Other options for improving flexibility include yoga and dynamic stretching. Eccentric training, in which you slowly perform the lengthening motion of an exercise has also been shown to increase flexibility. For example, to increase range-of-motion in the hips, you could do an eccentric squat by taking 6 to 10 seconds to lower yourself into the bottom position. Then you would come back up (this is the concentric phase) as quickly as possible. One study found that this type of training was 50 percent more effective than static stretching for increasing flexibility.
Get Started: Adopting a 15 to 20-minute static stretching program a few days a week after workouts a good way to overcome tight muscles. Perform 2 to 3 sets of each stretch and hold stretches for at least 30 seconds to get the best results.
Maintaining your balance is more than just being able to stand on one foot while you pat your head. Having good balance means that you have a strong vestibular system—a sensory system that allows you to maintain spatial orientation and a sense of balance. The brain uses information from the vestibular system in the head and from proprioception throughout the body to keep you upright and agile as you move through the world.

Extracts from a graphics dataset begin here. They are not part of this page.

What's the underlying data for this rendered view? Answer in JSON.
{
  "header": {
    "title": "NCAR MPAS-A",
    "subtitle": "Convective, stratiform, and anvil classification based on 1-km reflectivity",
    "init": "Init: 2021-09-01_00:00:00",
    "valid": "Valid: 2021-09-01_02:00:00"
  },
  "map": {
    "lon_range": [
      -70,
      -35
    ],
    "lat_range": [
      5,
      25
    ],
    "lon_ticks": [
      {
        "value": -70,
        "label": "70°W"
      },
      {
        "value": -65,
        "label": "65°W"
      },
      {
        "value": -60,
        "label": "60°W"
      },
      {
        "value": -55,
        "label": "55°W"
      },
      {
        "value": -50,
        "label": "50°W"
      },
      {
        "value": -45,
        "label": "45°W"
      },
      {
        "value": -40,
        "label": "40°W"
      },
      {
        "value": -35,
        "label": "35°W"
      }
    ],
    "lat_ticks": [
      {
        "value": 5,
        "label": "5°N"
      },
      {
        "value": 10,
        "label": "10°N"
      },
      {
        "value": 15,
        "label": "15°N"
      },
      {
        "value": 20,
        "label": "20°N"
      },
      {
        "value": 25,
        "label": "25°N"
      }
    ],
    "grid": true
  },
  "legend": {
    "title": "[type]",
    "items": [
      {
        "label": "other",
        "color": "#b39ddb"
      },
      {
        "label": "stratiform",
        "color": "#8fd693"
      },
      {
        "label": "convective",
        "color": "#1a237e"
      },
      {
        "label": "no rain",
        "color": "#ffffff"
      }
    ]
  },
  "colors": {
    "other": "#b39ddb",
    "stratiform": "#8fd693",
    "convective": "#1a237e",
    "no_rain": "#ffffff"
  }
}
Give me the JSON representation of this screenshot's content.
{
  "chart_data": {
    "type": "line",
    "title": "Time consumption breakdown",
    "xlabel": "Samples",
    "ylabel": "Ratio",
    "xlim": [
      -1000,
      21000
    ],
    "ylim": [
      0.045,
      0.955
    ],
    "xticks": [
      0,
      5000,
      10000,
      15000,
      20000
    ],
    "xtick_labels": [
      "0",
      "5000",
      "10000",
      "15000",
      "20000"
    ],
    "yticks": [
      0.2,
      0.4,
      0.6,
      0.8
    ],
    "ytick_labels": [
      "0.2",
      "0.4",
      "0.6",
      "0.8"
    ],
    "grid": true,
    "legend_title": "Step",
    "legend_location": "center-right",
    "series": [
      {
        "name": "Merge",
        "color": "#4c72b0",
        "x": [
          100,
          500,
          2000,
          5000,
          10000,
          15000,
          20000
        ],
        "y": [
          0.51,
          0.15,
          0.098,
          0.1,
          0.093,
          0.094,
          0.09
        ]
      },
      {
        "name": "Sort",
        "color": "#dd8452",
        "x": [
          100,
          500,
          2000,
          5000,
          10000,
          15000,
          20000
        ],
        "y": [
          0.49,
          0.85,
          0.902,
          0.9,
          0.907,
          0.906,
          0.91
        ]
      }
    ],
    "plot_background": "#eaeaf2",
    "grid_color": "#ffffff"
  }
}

Studies show that having a baseline level of strength is necessary for good balance, and it also shores up the brain—muscle connection. Moving in multiple planes of motion (side to side, forward and backwards, spins and circles) is also necessary because it activates the vestibular system.
Get Started: For many people, strength training and staying active will take care of their balance training needs. However, if you feel you need a little extra stimulus, try tai chi, dancing, or agility exercises to get yourself engaged in multiplanar movements that target the vestibular system. Another option for older individuals is a vibration platform: Available at physical therapy studios, vibration platforms challenge proprioception, while actively requiring your muscles to flex in response to stimulus.